Anni or sono l’omicidio di un educatore da parte di un paziente, a fronte della non imputabilità dell’omicida, portò alla condanna per “omicidio” del medico che lo aveva visto in consulenza, in virtù della posizione di garanzia. Nella vicenda di Pisa una psichiatra viene uccisa da un paziente, riproponendo quindi una situazione simile, ma ponendo un problema che svela la fragilità del dispositivo giuridico. In questo caso, in cui chi detiene la posizione di garanzia è anche la vittima del proprio paziente, si crea la surreale situazione per cui in fondo la rigorosa applicazione ex art 40 c.p. dovrebbe fare ipotizzare il reato a carico della curante, dando forma alla nuova improbabile fattispecie dell’“omicidio colposo di sé stessi”, e risparmiando alla tragedia la aggiunta della beffa solo perché non si può ulteriormente procedere. C’è al fondo un aspetto surreale in come si declina la posizione di garanzia, attenuato solo dal dolore delle vicende, ma sembra che nessuno lo noti.
Così come è surreale l’agenda dei politici, in grado si suggerire nuove strade alla geometria e alla matematica. Creando infatti nuove geometrie non euclidee e matematiche dove l’uno è molti, i politici assicurano che la questione della salute mentale è in cima alla loro agenda … come la salute pubblica, la fragilità del territorio, la inflazione, la emergenza climatica, l’autonomia differenziata … e tutte le altre questioni che si danno il cambio nel fare notizia per qualche giorno. È una agenda monodimensionale, fatta solo di numerosi argomenti che ne occupano contemporaneamente il primo posto, ma che subiscono anche il rapido turnover che insegue gli umori della opinione pubblica. Quale rassicurazione possiamo avere da questo approccio originale alle priorità?

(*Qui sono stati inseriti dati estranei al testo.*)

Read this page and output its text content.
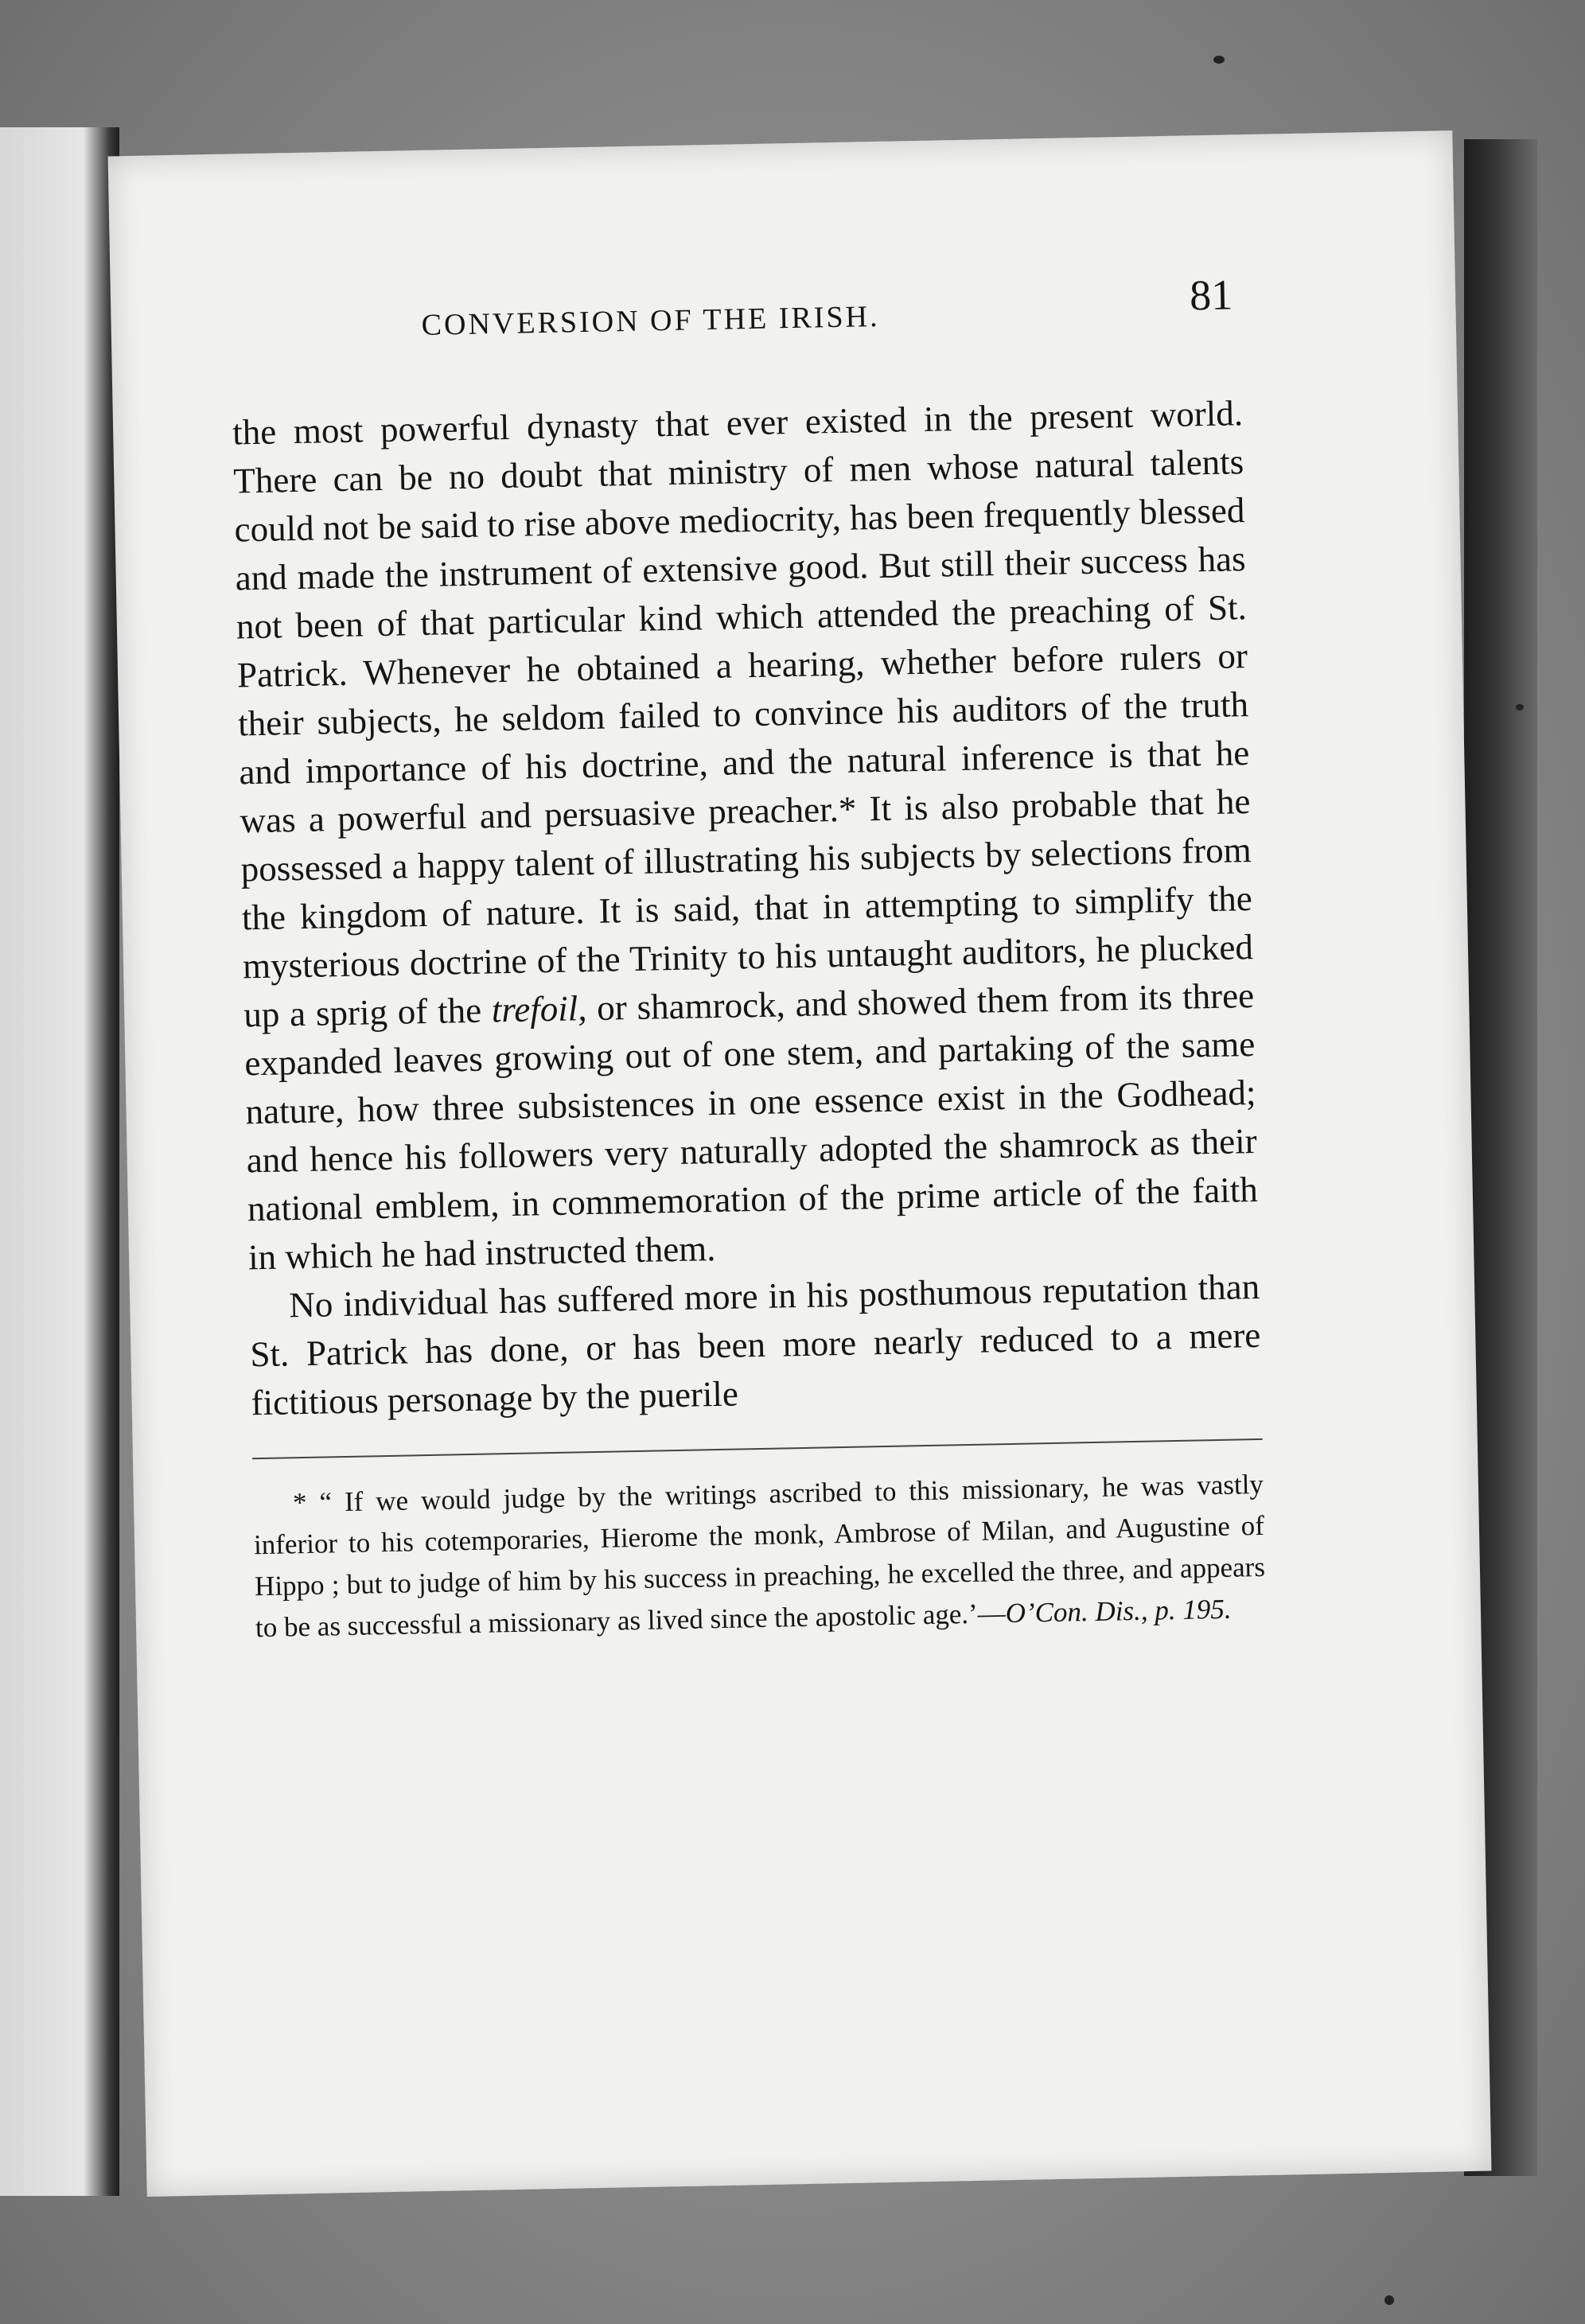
CONVERSION OF THE IRISH.
81

the most powerful dynasty that ever existed in the present world. There can be no doubt that ministry of men whose natural talents could not be said to rise above mediocrity, has been frequently blessed and made the instrument of extensive good. But still their success has not been of that particular kind which attended the preaching of St. Patrick. Whenever he obtained a hearing, whether before rulers or their subjects, he seldom failed to convince his auditors of the truth and importance of his doctrine, and the natural inference is that he was a powerful and persuasive preacher.* It is also probable that he possessed a happy talent of illustrating his subjects by selections from the kingdom of nature. It is said, that in attempting to simplify the mysterious doctrine of the Trinity to his untaught auditors, he plucked up a sprig of the trefoil, or shamrock, and showed them from its three expanded leaves growing out of one stem, and partaking of the same nature, how three subsistences in one essence exist in the Godhead; and hence his followers very naturally adopted the shamrock as their national emblem, in commemoration of the prime article of the faith in which he had instructed them.

No individual has suffered more in his posthumous reputation than St. Patrick has done, or has been more nearly reduced to a mere fictitious personage by the puerile

* “ If we would judge by the writings ascribed to this missionary, he was vastly inferior to his cotemporaries, Hierome the monk, Ambrose of Milan, and Augustine of Hippo ; but to judge of him by his success in preaching, he excelled the three, and appears to be as successful a missionary as lived since the apostolic age.’—O’Con. Dis., p. 195.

E gli psichiatri? Assistono, lamentandosi un po’, sperando che qualcosa accada e cercando - a volte purtroppo in senso letterale - di sopravvivere, in una quotidianità sempre più povera di risorse, di prospettive e di soddisfazione. Mi perdonino i Colleghi ma non posso non pensare a certi pazienti cronici prodotti dalla istituzione, che alla fine non aveva più le energie per mettere in discussione in maniera reale né l’istituzione né la propria condizione, cercando quindi un altro orizzonte, ma si accontentavano di rassicurazioni minime e di avere le sigarette.
Credo che se il buon Diogene di Sinope girasse a giorno d’oggi vagherebbe con la lanterna cercando la psichiatria.